The server can only read arbitrary messages if it changes the runtime that it serves. If it were to serve the wrong runtime to more than a narrowly targeted set of users, it could be detected (by, say, a third party running an automated script to check for changes in the served files).

This also means that targets of interest would have to be identified at time of their use of the service (so as to avoid detection as above) by something other than the content they're sending, whereas a malicious service receiving the plaintext could search through all received plaintext for interesting content without detection.

It would make an attacker expend effort and risk per-target. In a world of mass data collection, that seems valuable for those who aren't targets of particular interest but want to avoid the dragnet.

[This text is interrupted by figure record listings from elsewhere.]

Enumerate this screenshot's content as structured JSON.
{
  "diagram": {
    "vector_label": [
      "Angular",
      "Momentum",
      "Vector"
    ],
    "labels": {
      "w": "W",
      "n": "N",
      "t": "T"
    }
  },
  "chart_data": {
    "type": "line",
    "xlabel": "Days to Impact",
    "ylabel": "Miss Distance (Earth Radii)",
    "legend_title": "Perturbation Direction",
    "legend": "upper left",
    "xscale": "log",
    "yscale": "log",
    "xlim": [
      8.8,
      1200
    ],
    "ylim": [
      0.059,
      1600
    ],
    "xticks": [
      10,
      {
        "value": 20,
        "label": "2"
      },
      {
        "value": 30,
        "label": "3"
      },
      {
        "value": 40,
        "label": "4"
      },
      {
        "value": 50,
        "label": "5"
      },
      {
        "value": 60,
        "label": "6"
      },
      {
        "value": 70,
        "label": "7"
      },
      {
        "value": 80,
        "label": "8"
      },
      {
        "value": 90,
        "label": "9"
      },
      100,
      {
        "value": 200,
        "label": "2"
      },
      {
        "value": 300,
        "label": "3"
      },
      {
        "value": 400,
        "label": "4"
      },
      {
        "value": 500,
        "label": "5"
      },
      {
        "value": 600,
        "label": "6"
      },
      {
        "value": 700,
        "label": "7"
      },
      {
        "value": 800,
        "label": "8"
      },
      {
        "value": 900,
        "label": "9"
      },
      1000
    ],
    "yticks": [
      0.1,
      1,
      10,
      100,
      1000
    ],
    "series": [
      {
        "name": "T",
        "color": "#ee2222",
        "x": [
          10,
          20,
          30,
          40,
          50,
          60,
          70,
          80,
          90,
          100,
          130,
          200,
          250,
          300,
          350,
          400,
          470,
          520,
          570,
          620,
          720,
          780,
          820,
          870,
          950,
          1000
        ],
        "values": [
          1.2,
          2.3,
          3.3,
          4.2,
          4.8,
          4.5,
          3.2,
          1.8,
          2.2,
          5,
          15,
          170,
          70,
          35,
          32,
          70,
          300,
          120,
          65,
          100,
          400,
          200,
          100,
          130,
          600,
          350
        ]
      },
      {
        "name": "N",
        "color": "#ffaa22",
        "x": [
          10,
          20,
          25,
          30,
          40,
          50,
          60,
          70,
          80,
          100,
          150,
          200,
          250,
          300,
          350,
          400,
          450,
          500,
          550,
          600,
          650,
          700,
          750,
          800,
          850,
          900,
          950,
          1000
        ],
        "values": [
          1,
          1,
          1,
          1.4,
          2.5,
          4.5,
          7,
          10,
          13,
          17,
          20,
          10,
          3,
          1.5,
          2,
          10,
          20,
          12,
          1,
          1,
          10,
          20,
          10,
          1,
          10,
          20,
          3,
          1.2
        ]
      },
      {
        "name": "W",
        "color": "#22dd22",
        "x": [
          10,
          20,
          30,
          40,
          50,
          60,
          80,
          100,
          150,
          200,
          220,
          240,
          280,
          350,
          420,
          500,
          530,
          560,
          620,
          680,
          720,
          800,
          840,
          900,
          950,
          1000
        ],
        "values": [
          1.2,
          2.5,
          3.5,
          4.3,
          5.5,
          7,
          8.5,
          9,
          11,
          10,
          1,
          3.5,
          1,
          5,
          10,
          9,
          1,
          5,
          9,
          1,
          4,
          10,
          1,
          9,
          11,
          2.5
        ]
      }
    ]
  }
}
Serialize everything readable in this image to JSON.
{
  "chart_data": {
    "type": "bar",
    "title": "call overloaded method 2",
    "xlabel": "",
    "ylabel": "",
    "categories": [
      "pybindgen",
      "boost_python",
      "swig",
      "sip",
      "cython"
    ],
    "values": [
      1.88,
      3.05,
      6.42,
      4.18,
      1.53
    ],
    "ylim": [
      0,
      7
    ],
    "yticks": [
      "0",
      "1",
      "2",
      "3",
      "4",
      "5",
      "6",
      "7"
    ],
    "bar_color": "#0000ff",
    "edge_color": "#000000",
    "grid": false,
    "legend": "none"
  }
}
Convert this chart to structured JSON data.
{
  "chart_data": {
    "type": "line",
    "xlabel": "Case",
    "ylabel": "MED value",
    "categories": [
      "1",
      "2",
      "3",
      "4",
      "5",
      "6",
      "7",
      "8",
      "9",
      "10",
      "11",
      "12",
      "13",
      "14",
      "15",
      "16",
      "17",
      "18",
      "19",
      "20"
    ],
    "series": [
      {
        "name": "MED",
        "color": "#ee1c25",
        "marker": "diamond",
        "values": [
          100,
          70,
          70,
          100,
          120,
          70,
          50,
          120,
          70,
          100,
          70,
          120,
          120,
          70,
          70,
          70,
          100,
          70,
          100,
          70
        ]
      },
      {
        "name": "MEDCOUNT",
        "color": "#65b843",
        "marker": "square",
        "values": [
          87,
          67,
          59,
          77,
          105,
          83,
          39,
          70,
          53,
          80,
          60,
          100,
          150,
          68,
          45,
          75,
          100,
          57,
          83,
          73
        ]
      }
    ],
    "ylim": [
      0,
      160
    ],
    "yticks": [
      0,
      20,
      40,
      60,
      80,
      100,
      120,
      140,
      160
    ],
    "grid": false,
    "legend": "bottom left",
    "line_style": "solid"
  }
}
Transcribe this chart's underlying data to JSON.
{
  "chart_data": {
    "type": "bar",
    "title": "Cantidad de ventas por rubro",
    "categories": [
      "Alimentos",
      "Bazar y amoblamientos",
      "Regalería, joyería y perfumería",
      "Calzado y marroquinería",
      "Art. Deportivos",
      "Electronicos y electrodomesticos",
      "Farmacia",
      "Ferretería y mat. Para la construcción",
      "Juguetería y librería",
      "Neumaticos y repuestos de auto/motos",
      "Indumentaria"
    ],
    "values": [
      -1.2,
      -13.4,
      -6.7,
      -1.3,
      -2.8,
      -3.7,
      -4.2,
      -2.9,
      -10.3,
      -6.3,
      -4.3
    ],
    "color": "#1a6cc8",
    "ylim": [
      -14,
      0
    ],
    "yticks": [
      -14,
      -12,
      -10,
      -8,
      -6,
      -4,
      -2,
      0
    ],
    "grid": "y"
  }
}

mballantyne | 12 years ago | on: Ask HN: Is sending passwords a good use of JS crypto?

I hadn't yet seen that particular article but I'm very familiar with those arguments. Thanks for the link!

I agree with them that building a crypto library in JS that can be trusted regardless of the security properties of the web application is impossible (content-controlled code, runtime malleability).

However, I don't think those points mean that building an application that as a whole has good security properties and uses JS crypto is impossible. If the entire application code is delivered on first load and code is never dynamically loaded, one should be able to audit and trust that complete application. That'd mean no ads, no google analytics, no CDNs, etc.

The next bit is reliable delivery. SSL is definitely needed. Because static code is all delivered on first load, an interested third party could download it at any time and see that it matches the audited code. The host would be caught if it attempted any attack that wasn't narrowly targeted.

And that's why it's better than just SSL. If the host receives the plaintext, there's zero chance of catching them.

Their points about graceful degradation and CSPRNGs are irrelevant; I'm only interested in targeting modern browsers with window.crypto.getRandomValues.